Ross Gittins is a journalist whose opinions and writings I find invariably interesting.  He writes for Fairfax, one of Australia’s less reactionary media outlets.  One of his  recent articles was a review of criminologist Don Weatherburn’s new book Arresting Incarceration.  Gittins begins by pointing out that we imprison members of the indigenous population at a rate 18 times that of the white population.  That compares somewhat unfavourably with the US who jail African Americans at a rate of 12 times the white population.  (Native Americans are jailed at a rate roughly 20% below that of African Americans.)

It costs around $275 per day to keep a person in prison in Australia, or just over $100k a year, so there are economic reasons to be concerned.  Westherburn points out that despite significant expenditure and policy initiatives the rate of incarceration of indigenous people just keeps rising.  He identifies what he sees as the reasons, and contends that these reasons are not racially based, that they underly most offending across the whole population.

”The four most important of these are poor parenting (particularly child neglect and abuse), poor school performance, unemployment and substance abuse,” he says. ”Indigenous Australians experience far higher rates of drug and alcohol abuse, child neglect and abuse, poor school performance and unemployment than their non-indigenous counterparts.” 

Weatherburn also contends that “more Aborigines are in jail because more Aborigines commit crimes, particularly violent crimes.”

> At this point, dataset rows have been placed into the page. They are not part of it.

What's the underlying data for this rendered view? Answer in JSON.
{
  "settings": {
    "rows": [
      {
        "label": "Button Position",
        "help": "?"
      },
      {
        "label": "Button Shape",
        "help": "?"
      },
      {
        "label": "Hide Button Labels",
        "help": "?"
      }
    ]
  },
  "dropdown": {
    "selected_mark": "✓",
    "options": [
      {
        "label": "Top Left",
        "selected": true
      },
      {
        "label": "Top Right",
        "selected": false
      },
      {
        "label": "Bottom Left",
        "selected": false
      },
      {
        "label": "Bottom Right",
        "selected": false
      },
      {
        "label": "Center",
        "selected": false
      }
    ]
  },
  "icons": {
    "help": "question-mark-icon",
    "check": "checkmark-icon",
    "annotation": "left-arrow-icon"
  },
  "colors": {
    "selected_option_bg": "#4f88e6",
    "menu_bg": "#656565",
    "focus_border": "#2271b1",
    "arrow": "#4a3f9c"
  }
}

It was about this time that alarm bells started ringing in my head, I found I do have reservations about the article – the whole tenor of the article is so Western, it seems to be an evaluation from our white perspective, to be ethnocentric.  It seems to be saying “When they become like us they will be free and not so incarcerated”.  The whole article (and the book?) has a strong assimilationist undercurrent.  (This assimilationist undercurrent is gaining strength throughout Australian media)

Which brings me back to bigotry.  Bigotry, it seems, is not so far from ethnocentrism, in that ethnocentrism has come to embody the belief in the superiority of ones own culture.  Hence the push for assimilation.

Waleed Aly, also writing for Fairfax explores the ethnocentricity embodied in “Free Speech” legislation proposed for Australia.  This legislation weakens the protection currently afforded minority group against racial vilification, and “(u)nspoken at the heart of this debate is a contest over the way race relations works in this country – and on whose terms.”  This is where Aly provides grist for our mill.  He demonstrates that these proposed laws will be based on white values, white feelings as if these stand for all Australians.

Aly goes on to say “This matters because – if I may speak freely – plenty of white people (even ordinary reasonable ones) are good at telling coloured people what they should and shouldn’t find racist, without even the slightest awareness that they might not be in prime position to make that call”

Gradually I begin to understand Rosalie Kunoth-Monks’ claim that in Australia we have a white problem, not a black one, and Kim Beasley Snr statement that “only when their (Indigenous Australians) right to be distinctive is accepted, will policy become creative”.

As Gittins said there are moral reasons why we should care.

*Bigoted: having or revealing an obstinate belief in the superiority of one’s own opinions and aprejudiced intolerance of the opinions of others: a bigoted group of reactionaries | a bigoted article.